Rahasia Ilahi: Penjual Gorengan



Masih ingatkah kita? Beberapa tahun yang lalu, jika tidak salah ingat sekitar tahun 2004-2006, dunia pertelevisisan Indonesia dipenuhi sinetron-sinetron Religi, Rahasia Ilahi adalah satu diantara banyak judul sinetron yang populer saat itu.
Sinetron ini menceritakan akhir dari orang-orang yang dekat dengan Allah SWT., atau yang mendurhakai-Nya. Tapi, seingat saya, sinetron ini lebih banyak memuat cerita-cerita akhir riwayat orang yang durhaka kepada Allah dengan akhir yang sangat tragis.  Sebut saja akhir dari anak yang durhaka kepada orangtua yang bumi pun tak mau menerima mayatnya dengan selalu menyempitnya liang lahat yang akan digunakan untuk mengubur mayat anak tersebut. Kemudian kejadian liang lahat yang mengeluarkan air terus menerus meski sudah dilakukan penyedotan air, inilah akhir dari orang yang selama hidupnya digunakan untuk berfoya-foya dan melalaikan perintah agama. Serta masih banyak lagi cerita-cerita akhir dari orang yang keluar dari jalan agama.
Selain cerita-cerita tentang kesudahan orang-orang yang mendurhakai Allah, ada juga cerita-cerita kesudahan dari orang-orang yang taat beribadah kepada Allah. Sebut saja kesudahan dari orang yang selalu bersedekah, selalu menyantuni anak yatim-piatu dan ibadah-ibadah lainnya. Dari kebaikan-kebaikan yang telah dilakukan semasa hidupnya ini, Allah menunjukkan Kuasa-Nya berupa tidak hancurnya jasad orang-orang yang taat itu meski telah dikubur berpuluh-puluh tahun. Kemudian ada juga yang mayatnya memancarkan aroma wangi dan senyum tersungging dari wajah si mayat, dan kejadian-kejadian menakjubkan lainnya.

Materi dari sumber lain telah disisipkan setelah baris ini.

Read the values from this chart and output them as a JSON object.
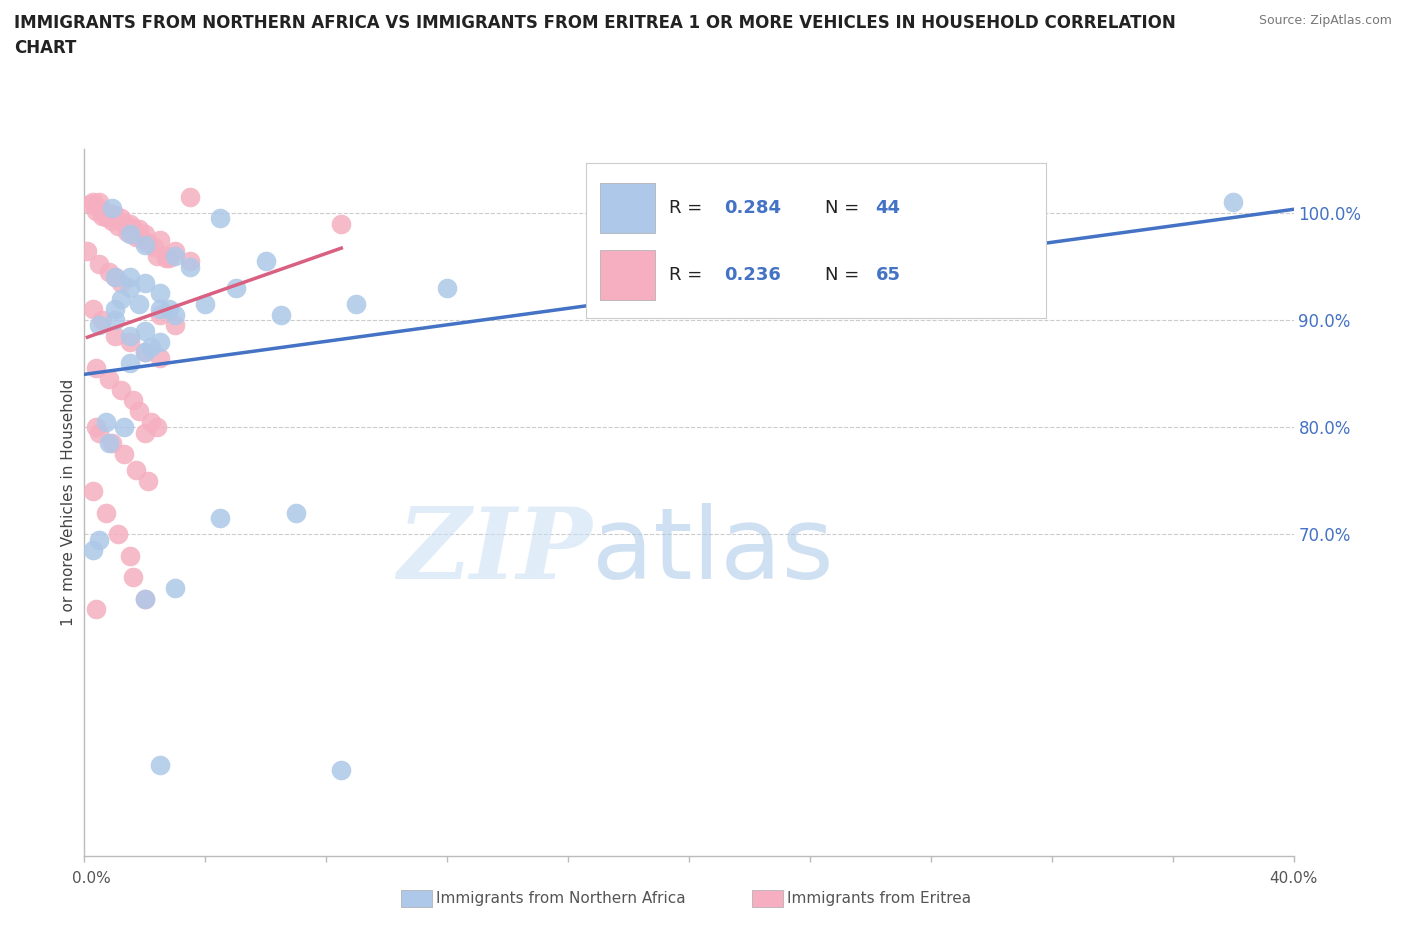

Diantara sekian banyak kisah-kisah tersebut, saya teringat satu cerita yang ditayangkan dalam sinetron “Rahasia Ilahi” ini. Terlepas dari nyata atau tidaknya cerita ini, ada pelajaran penting yang  bisa kita ambil. Ceritanya, saat itu ada seorang yang meninggal dunia dan hendak di sholatkan di salah satu masjid, dan tidak jauh dari masjid yang akan digunakan untuk menyolatkan jenazah itu ada seorang penjual gorengan keliling (sebut saja Ahmad). Melihat ada jenazah yang hendak disholatkan, maka Ahmad pun bergegas menuju masjid tersebut untuk ikut menyolati si mayit.
Seperti biasanya, seusai sholat jenazah, para jam’ah mendoakan si mayit bersama-sama yang intinya agar segala amal perbuatan si mayit diterima di sisi Allah dan semua kesalahannya dapat diampuni, tak terkecuali Ahmad yang juga ikut mendoakan si mayit tersebut.
Hari pun berjalan seperti biasanya, hingga suatu ketika salah satu anak dari si mayit tadi bermimpi bertemu dengan ayahnya. Dalam mimpi, ia melihat ayahnyatersenyum bahagia. Dalam mimpinya, ayahnya meminta pada putranya untuk mencari pedagang gorengan (Ahmad) yang beberapa hari yang lalu ikut menyolatkan jenazahnya. Karena berkat doa si Ahmad tadilah, ia memperoleh tempat yang indah di alam kubur.
Sang anak tadi (sebut saja Ridlo) pun memenuhi permintaan ayahnya yang ada dalam mimpi, ia mencari-cari Ahmad, pedagang gorengan yang sering menjajakan jualannya di kompleks rumah Ridlo. Akhirnya, setelah lama mencari, Ridlo pun menemukan Ahmad. “Apa benar, anda kemarin ikut menyolatkan jenazah di Masjid depan?”, tanya Ridlo. Ahmad pun mengiyakan pertanyaan tersebut. “Semalam, saya bermimpi bertemu almarhum, dia nampak bahagia sekali, dan meminta saya untuk berterimakasih pada anda, karena berkat doa anda, almarhum mendapatkan tempat yang indah di alam kubur”, ucap Ridlo menjelaskan tentang mimpinya. “Iya mas, sama-sama, saya senang jika almarhum mendapat tempat yang indah di sisi-Nya”, tanggapan Ahmad kepada Ridlo.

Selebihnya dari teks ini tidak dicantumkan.